Project Leader Responsibilities

A project leader plan for OpenAFS

From the beginnging of the OpenAFS project, most of the resources used to perform release engineering and management have been provided on an ad-hoc basis. Now, as OpenAFS moves to formally organize, we outline this plan for formalizing the project leader process.

Background

For the purpose of this document, we assume project leaders are a group of people who have access to commit changes to some or all of the OpenAFS project source tree, and contributors are persons who provide or are interested in providing such changes. A project leader may be a contributor.

Implementation

This plan presupposes resources which do not exist today. Implementation should be considered phased, which is to say, as resources to put the plan into action become available the clauses here should be put into effect. Conditions which are known to require additional resources are marked with *.

Responsibilities

Code

  1. Contributors

    1. must provide patches in context or unified format.
    2. should provide against the current head of whichever tree the patch is for.
    3. should provide a patch for both development and production trees where applicable.
    4. should provide a unit test for any contribution.(*)
    5. should provide or update a functional test for any applicable contribution.(*)
    6. must provide necessary assertions that the contribution can be legally contributed by them and are provided under an acceptable license.
    7. must provide documentation for submissions which add commands or functionality or change user-visible behavior, meeting current documentation standards.(*)
  2. Project Leaders

    1. may convene committees to delegate review and feedback to, but are ultimately responsible for enforcing project contribution standards.
    2. should create and publish a checklist of required and desired steps for each variety of submission which is possible.
    3. must create and publish standards for code and documentation contributions.(*)
    4. must provide review of any architecture proposals submitted.
    5. must insure an issue in the issue tracker is opened for all submissions.(*)
    6. must copy all correspondence to the issue tracker.
    7. must review all patches for compliance with OpenAFS code standards and provide feedback when standards are not met.
    8. must review all patches for compliance with published protocol standards and provide feedback when standards are not met.
    9. may arrange for orphaned contributions deemed of value to the community to be adopted or stewarded until they meet needed standards.
    10. for major architectural changes, must engage the community for guidance and the Advisory Council for a final decision on acceptance.
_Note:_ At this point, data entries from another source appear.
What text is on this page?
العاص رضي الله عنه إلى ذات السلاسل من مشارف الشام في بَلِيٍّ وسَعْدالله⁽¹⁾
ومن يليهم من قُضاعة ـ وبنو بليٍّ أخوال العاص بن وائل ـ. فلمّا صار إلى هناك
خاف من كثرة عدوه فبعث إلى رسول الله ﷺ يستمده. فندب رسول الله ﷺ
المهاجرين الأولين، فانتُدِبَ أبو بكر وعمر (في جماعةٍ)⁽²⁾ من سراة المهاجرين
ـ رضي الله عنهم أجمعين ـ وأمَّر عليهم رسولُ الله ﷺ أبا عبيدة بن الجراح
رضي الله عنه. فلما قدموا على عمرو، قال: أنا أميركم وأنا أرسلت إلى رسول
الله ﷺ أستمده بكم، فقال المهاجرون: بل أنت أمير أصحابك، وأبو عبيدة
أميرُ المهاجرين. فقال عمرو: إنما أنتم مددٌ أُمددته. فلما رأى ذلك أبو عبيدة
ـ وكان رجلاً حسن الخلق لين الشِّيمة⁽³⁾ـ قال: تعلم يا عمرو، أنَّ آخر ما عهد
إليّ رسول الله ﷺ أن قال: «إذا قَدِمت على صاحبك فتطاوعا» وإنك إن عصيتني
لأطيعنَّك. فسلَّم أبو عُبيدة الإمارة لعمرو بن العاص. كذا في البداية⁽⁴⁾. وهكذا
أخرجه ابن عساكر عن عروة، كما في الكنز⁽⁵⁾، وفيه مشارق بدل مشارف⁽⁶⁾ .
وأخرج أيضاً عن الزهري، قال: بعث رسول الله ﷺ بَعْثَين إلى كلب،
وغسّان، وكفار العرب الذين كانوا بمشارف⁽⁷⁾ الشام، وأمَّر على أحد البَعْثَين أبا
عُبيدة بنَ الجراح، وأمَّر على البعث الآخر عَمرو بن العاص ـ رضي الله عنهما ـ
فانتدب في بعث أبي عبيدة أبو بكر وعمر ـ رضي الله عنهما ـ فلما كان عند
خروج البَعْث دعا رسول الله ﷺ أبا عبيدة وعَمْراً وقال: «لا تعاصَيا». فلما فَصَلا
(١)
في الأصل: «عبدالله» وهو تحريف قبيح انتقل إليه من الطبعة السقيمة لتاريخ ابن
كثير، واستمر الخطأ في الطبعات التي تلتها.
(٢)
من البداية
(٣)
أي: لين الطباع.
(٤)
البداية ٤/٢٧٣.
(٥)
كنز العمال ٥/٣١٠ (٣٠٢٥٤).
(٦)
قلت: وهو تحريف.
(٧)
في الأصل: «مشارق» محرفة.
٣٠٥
A review of the proposed changes must be provided to the community and Advisory Council by the Project Leaders. (Standards-based changes must go through the protocol standards process rather than an internal process)
    11. must test submissions by compiling on all supported platforms before committing(*).
    12. must apply all applicable unit tests before committing.(*)
    13. must apply all applicable functional tests before committing.(*)
    14. must require current documentation standards to be applied.(*)
    15. must note information about the committed change to the issue tracker.
    16. must note which release(s) the change is targeted for to the issue tracker.
    17. must keep an updated list of which changes have been accepted but not released and when they are expected in releases.(*)
    18. may keep a list of who has signed contributor agreements (possibly with issue tracker accounts for submitters) to simplify tracking of licensing of submissions.

Glossary

  1. A major architectural change is defined as one that
    1. requires additions, modifications, or deletion of communication protocols
    2. is deemed by the project leaders or the community to result in some undue amount of risk
    3. will require more than 40 hours to review and/or test
  2. An orphaned contribution is one for which
    1. the contributor has not responded to project leader (or delegate) communications within six weeks.